Que reste-t-il de vie dans la zone interdite de Tchernobyl? A première vue, on pourrait être tenté de croire que la disparition de l’homme a permis a la nature de totalement reprendre le dessus. C’est l’impression qui se dégageait du reportage que Laure Noualhat avait ramené à Libé en 2004. Mais la situation est évidemment plus compliquée. Deux chercheurs relèvent dans Biology Letters (1) que la population d’insectes dans la zone d’exclusion a fortement diminué, d’autant plus que le niveau de radioactivité est élevé.
Anders Moller (Université Paris Sud, France) et Timothy Mousseau (Université de Caroline du Sud, Etats-Unis) on parcouru la région de Tchernobyl de part en part. Ils ont notamment parcouru des transects, des trajets en ligne, au cours desquels ils ont compté papillons, sauterelles, libellules bourdons et toiles d’araignées, tout en mesurant le niveau de radioactivité alpha, bêta et gamma au sol. En plus des transects, les deux chercheurs ont étudié sept cent sites différents, sur trois ans. Et éliminé les autres causes de variabilité dans les populations d’insecte dénombrées (type de sol, hauteur de végétation, force du vent etc.). Et bien évidemment conduit ces observations dans des régions plus ou moins contaminées, ainsi qu’en dehors de la zone d’exclusion dans des paysages considérés comme non contaminés.
Le verdict: il y a d’autant moins d’insectes que le niveau de radioactivité est élevé. Les deux chercheurs avaient déjà relevé en 2007 un phénomène analogue pour les populations d’oiseaux. Bien évidemment, ces travaux ne font pas l’unanimité. La BBC rappelait ce matin que Sergii Gashak, un chercheur du Chornobyl Center d’Ukraine, rejette les conclusions de ses collègues. Sur la base de leurs observations passées sur les oiseaux, il en conclut l’inverse, que ces oiseaux ont repris du poil de la bête et rappelle que le niveau de radioactivité avait déjà baissé d’un facteur cent à mille dix ans après l’accident.

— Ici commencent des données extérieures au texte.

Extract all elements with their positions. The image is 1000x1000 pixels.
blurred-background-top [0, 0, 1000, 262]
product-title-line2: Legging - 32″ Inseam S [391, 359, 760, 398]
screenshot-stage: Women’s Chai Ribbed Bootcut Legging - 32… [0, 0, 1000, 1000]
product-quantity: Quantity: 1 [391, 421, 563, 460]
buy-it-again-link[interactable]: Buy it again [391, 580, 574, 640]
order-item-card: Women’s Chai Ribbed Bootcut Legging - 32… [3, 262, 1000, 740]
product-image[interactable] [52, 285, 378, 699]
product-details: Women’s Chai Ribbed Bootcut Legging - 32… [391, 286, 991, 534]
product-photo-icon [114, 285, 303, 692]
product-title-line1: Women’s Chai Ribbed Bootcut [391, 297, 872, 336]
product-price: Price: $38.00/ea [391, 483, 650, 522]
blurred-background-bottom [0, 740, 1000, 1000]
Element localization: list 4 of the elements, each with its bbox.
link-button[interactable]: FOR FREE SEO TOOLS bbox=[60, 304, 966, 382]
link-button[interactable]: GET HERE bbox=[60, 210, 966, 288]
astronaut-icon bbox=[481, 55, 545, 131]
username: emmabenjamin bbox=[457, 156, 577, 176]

Le pire, c’est qu’il aura fallu en arriver là pour disposer d’un laboratoire naturel en vraie grandeur sur les conséquences d’une catastrophe dans l’industrie nucléaire.
Je ne crois pas qu’il y a une réelle contradiction :
– les Invertébrés n’était guère démographiquement affectés par la présence humaine. Donc, le bilan est pour eux purement négatif ;
– lla grande faune, très peu prolifique, est démographiquement fantastiquement vulnérable à la chasse. Donc, quand bien même la radiocactivité causerait des malformations dès la naissance et induirait un certain taux de cancer, les uns et les autres vite éliminés par les prédateurs, le bilan démographique est positif.